22 January, 2019
Andrew Graeme Waring v Mark Mcdonnell (2018) CC (Brighton) (Judge Venn) 06/11/2018
The Court has ruled that a defendant who made an unsuccessful counterclaim was not entitled to the protection of qualified one-way costs.
Two cyclists were involved in a head on collision, both sustained personal injury and both pursued claims for damages for personal injury. The Judge gave judgment for the claimant and dismissed the defendant's counterclaim. The defendant asserted that he was protected by QOCS and any order for costs made against him could not be enforced by the claimant. HHJ Venn adjourned the issue of costs to consider the issue.
After considering detailed skeleton arguments from either side, the Judge concluded that the defendant in this case was not an unsuccessful claimant in the claimant's claim for damages for personal injury (he was not a claimant at all in the claimant's claim for damages for personal injury); he was an unsuccessful defendant (and an unsuccessful claimant in his counterclaim for damages for personal injury). He only had the protection of the QOCS regime in respect of his claim for damages for personal injury and did not benefit from it in the claimant's claim for damages for personal injury.
This decision contradicts the recent finding in Ketchion v McEwan  where HHJ Freedman found that that the reference to "proceedings" in r.44.13 included a claim and a counterclaim. HHJ Venn disagreed with this construction, noting that HHJ Freedman had not had the opportunity to hear full arguments on the issue.

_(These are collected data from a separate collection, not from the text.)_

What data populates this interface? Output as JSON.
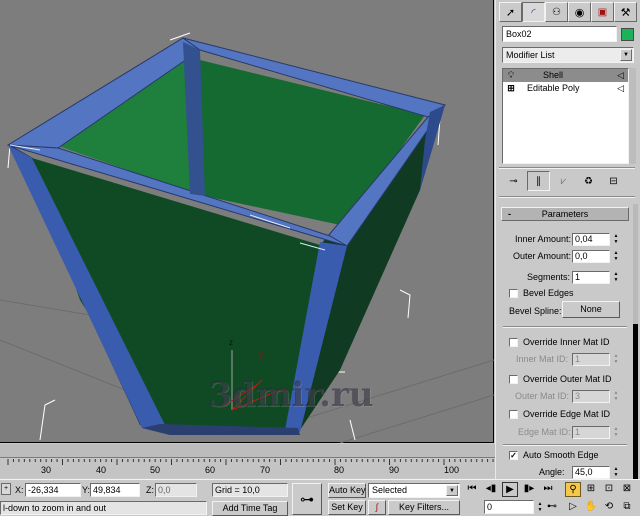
{
  "object_name": "Box02",
  "object_color": "#1db15a",
  "modifier_list": {
    "label": "Modifier List"
  },
  "modifier_stack": [
    {
      "label": "Shell",
      "glyph": "bulb-icon",
      "selected": true
    },
    {
      "label": "Editable Poly",
      "glyph": "plus-icon",
      "selected": false
    }
  ],
  "parameters": {
    "title": "Parameters",
    "collapse_glyph": "-",
    "inner_amount": {
      "label": "Inner Amount:",
      "value": "0,04"
    },
    "outer_amount": {
      "label": "Outer Amount:",
      "value": "0,0"
    },
    "segments": {
      "label": "Segments:",
      "value": "1"
    },
    "bevel_edges": {
      "label": "Bevel Edges",
      "checked": false
    },
    "bevel_spline": {
      "label": "Bevel Spline:",
      "button": "None"
    },
    "override_inner": {
      "label": "Override Inner Mat ID",
      "checked": false
    },
    "inner_mat_id": {
      "label": "Inner Mat ID:",
      "value": "1"
    },
    "override_outer": {
      "label": "Override Outer Mat ID",
      "checked": false
    },
    "outer_mat_id": {
      "label": "Outer Mat ID:",
      "value": "3"
    },
    "override_edge": {
      "label": "Override Edge Mat ID",
      "checked": false
    },
    "edge_mat_id": {
      "label": "Edge Mat ID:",
      "value": "1"
    },
    "auto_smooth": {
      "label": "Auto Smooth Edge",
      "checked": true,
      "check_glyph": "✓"
    },
    "angle": {
      "label": "Angle:",
      "value": "45,0"
    }
  },
  "viewport": {
    "watermark": "3dmir.ru",
    "background": "#7d7d7d",
    "gizmo_axes": {
      "x": "x",
      "y": "y",
      "z": "z"
    }
  },
  "timeline": {
    "ticks": [
      "30",
      "40",
      "50",
      "60",
      "70",
      "80",
      "90",
      "100"
    ]
  },
  "status": {
    "prompt": "l-down to zoom in and out",
    "x_label": "X:",
    "x_value": "-26,334",
    "y_label": "Y:",
    "y_value": "49,834",
    "z_label": "Z:",
    "z_value": "0,0",
    "grid": "Grid = 10,0",
    "add_time_tag": "Add Time Tag",
    "auto_key": "Auto Key",
    "set_key": "Set Key",
    "selected": "Selected",
    "key_filters": "Key Filters...",
    "frame": "0"
  }
}
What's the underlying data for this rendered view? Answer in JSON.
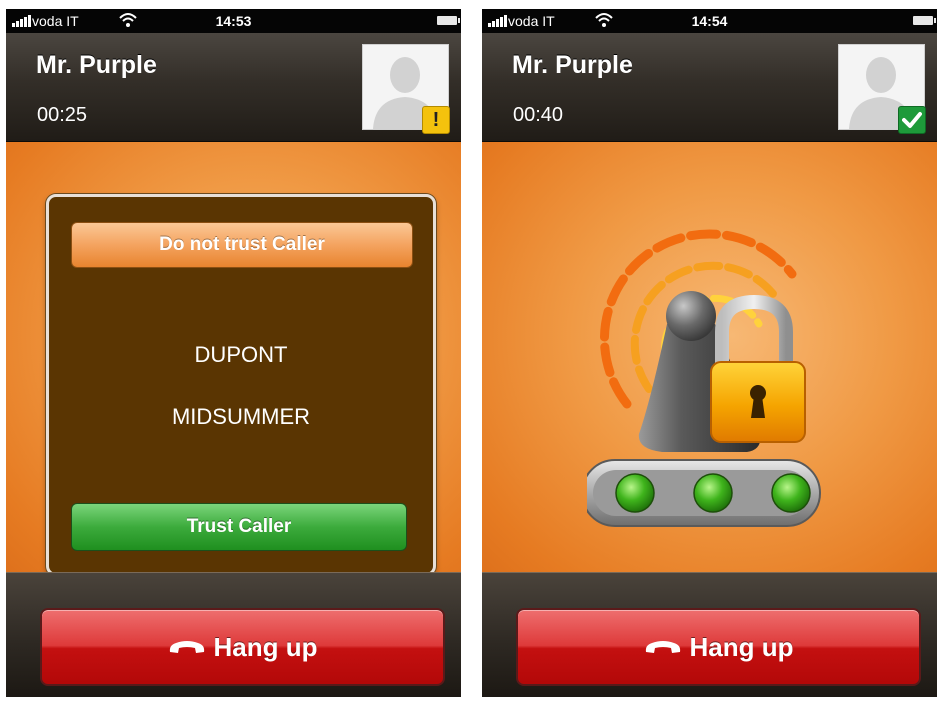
{
  "screens": [
    {
      "status_bar": {
        "carrier": "voda IT",
        "time": "14:53"
      },
      "header": {
        "contact_name": "Mr. Purple",
        "call_timer": "00:25",
        "status_badge": "warning",
        "badge_text": "!"
      },
      "dialog": {
        "distrust_label": "Do not trust Caller",
        "sas_words": [
          "DUPONT",
          "MIDSUMMER"
        ],
        "trust_label": "Trust Caller"
      },
      "footer": {
        "hangup_label": "Hang up"
      }
    },
    {
      "status_bar": {
        "carrier": "voda IT",
        "time": "14:54"
      },
      "header": {
        "contact_name": "Mr. Purple",
        "call_timer": "00:40",
        "status_badge": "verified"
      },
      "secure_indicator": {
        "lights": [
          "green",
          "green",
          "green"
        ]
      },
      "footer": {
        "hangup_label": "Hang up"
      }
    }
  ],
  "colors": {
    "orange_bg": "#f09a45",
    "dialog_bg": "#5a3502",
    "hangup_red": "#c41010",
    "trust_green": "#3cab3c",
    "warning_yellow": "#f4c20d",
    "verified_green": "#1e9a3a"
  }
}
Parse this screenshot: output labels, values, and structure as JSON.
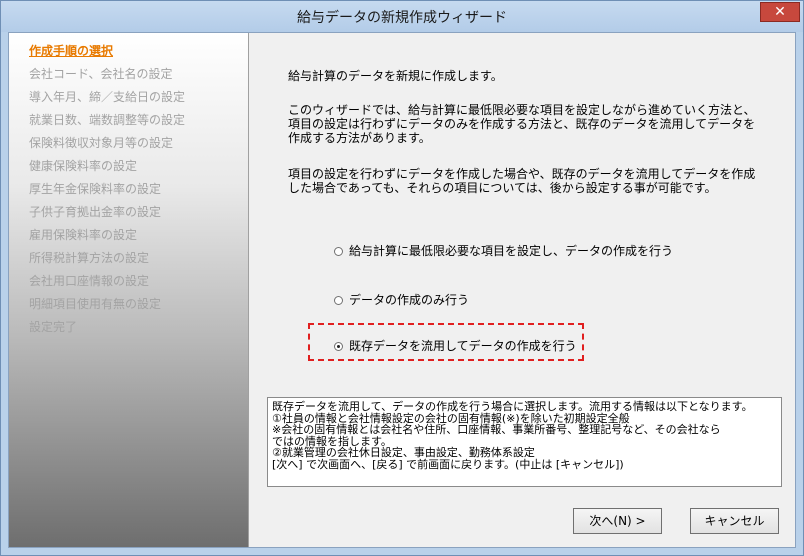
{
  "window": {
    "title": "給与データの新規作成ウィザード",
    "close_glyph": "✕"
  },
  "sidebar": {
    "steps": [
      "作成手順の選択",
      "会社コード、会社名の設定",
      "導入年月、締／支給日の設定",
      "就業日数、端数調整等の設定",
      "保険料徴収対象月等の設定",
      "健康保険料率の設定",
      "厚生年金保険料率の設定",
      "子供子育拠出金率の設定",
      "雇用保険料率の設定",
      "所得税計算方法の設定",
      "会社用口座情報の設定",
      "明細項目使用有無の設定",
      "設定完了"
    ],
    "active_index": 0
  },
  "main": {
    "intro": "給与計算のデータを新規に作成します。",
    "para2": "このウィザードでは、給与計算に最低限必要な項目を設定しながら進めていく方法と、\n項目の設定は行わずにデータのみを作成する方法と、既存のデータを流用してデータを\n作成する方法があります。",
    "para3": "項目の設定を行わずにデータを作成した場合や、既存のデータを流用してデータを作成\nした場合であっても、それらの項目については、後から設定する事が可能です。",
    "options": [
      "給与計算に最低限必要な項目を設定し、データの作成を行う",
      "データの作成のみ行う",
      "既存データを流用してデータの作成を行う"
    ],
    "selected_option": 2,
    "description": "既存データを流用して、データの作成を行う場合に選択します。流用する情報は以下となります。\n①社員の情報と会社情報設定の会社の固有情報(※)を除いた初期設定全般\n※会社の固有情報とは会社名や住所、口座情報、事業所番号、整理記号など、その会社なら\nではの情報を指します。\n②就業管理の会社休日設定、事由設定、勤務体系設定\n[次へ] で次画面へ、[戻る] で前画面に戻ります。(中止は [キャンセル])"
  },
  "buttons": {
    "next": "次へ(N) >",
    "cancel": "キャンセル"
  }
}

HHJ Venn put forward compelling arguments to support her interpretation of the QOCS rules. She argued that any other construction would be unjust and inconsistent with the stated aims of the QOCS regime. She pointed out that RTA defendants would be incentivised to encourage counterclaims for damages for personal injury, as even if the counterclaim were unsuccessful there would be no liability for costs. Access to justice would also be reduced as solicitors would be forced to cease acting once a counterclaim was intimated as they would be unlikely to ever recover any costs; and liability insurers would not only avoid having to pay ATE premiums and success fees under CFAs, they would, in many cases, avoid having to pay any costs to a successful claimant at all.
It should be noted that both Waring and Ketchion are lower court decisions, and are therefore not binding decisions. Whilst the Waring decision is likely to be preferred, a higher court decision is clearly required to guide parties on this issue.